Il Mitridate Eupatore (Mithridates Eupator) is an opera seria in five acts by the Italian composer Alessandro Scarlatti with a libretto by Girolamo Frigimelica Roberti based on Electra (Sophocles) by Sophocles and Electra (Euripides) by Euripides. It was first performed, with the composer conducting, at the Teatro San Giovanni Grisostomo, Venice, on 5 January 1707. A failure at its premiere, Mitridate Eupatore is now considered the finest of Scarlatti's operas.

==Roles==

Roles, voice types
| Role | Voice type |
| Mitridate, right but dispossessed heir to the throne of Pontus, disguised as Eupatore, ambassador of Ptolemy, king of Egypt | soprano |
| Stratonica Mitridate's mother, party to the assassination of her husband, and now wife of Farnace | soprano |
| Laodice Mitridate's sister, married against her will to the peasant Nicomede | soprano |
| Nicomede Pontus peasant, of noble birth and great heart, married to unwilling Laodice, but without ever trying to consummate their marriage | soprano |
| Issicratea Mitridate's wife, desguised as Antigono, second ambassador of the king of Egypt | contralto |
| Farnace Stratonica's former lover and now her husband, usurper of the throne of Pontus | tenor |
| Pelopida Farnace's minister and confidant | tenor |
Mutes: Mitridate Evergete, Stratonica's first husband; Ptolemy, King of Egypt, and Mitridate and Laodice's friend; Cleopatra, Ptolemy's sister

==Synopsis==
In the ancient kingdom of Pontus, Farnace has seized the throne, killing the king and marrying his wife, Stratonica. The murdered king's daughter, Laodice, has been married to the ruined nobleman, Nicomede, now reduced to working as a cowherd, while her brother, Mitridate Eupatore, has taken refuge in Egypt. Mitridate and his wife, Issicratea, arrive at the court of Pontus disguised as Egyptian ambassadors.
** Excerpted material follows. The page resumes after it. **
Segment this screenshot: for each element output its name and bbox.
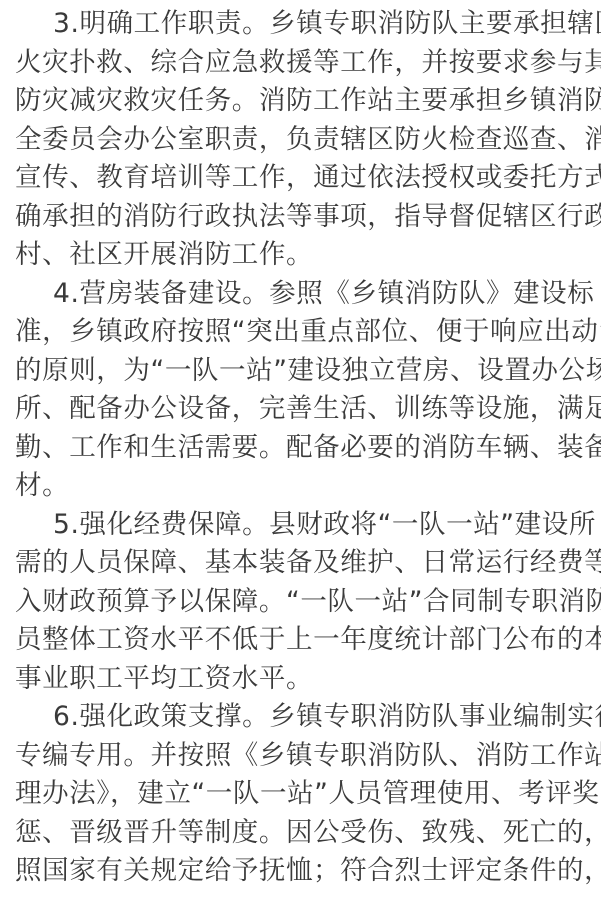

They promise Mitridate's head to the usurping king and queen in return for peace between Egypt and Pontus. Mitridate's mother assents to the death of her own son. Mitridate meets his sister Laodice and reveals his true identity. Mitridate and Issicratea assassinate Farnace and Stratonica, and Nicomede announces to the people the return of their rightful king.

==Performances==
The opera was performed in July 2017 at the Festival de Beaune by Thibault Noally and his ensemble Les Accents.
At Teatro alla Scala di Milano a production of the opera starring Maria Callas was planned as the second opera of the 1953-54 season but due to Callas' recent success as Medea this opera was chosen instead. A 1957 BBC broadcast of approximately 80 minutes of music from the opera starred the young Joan Sutherland as Laodice.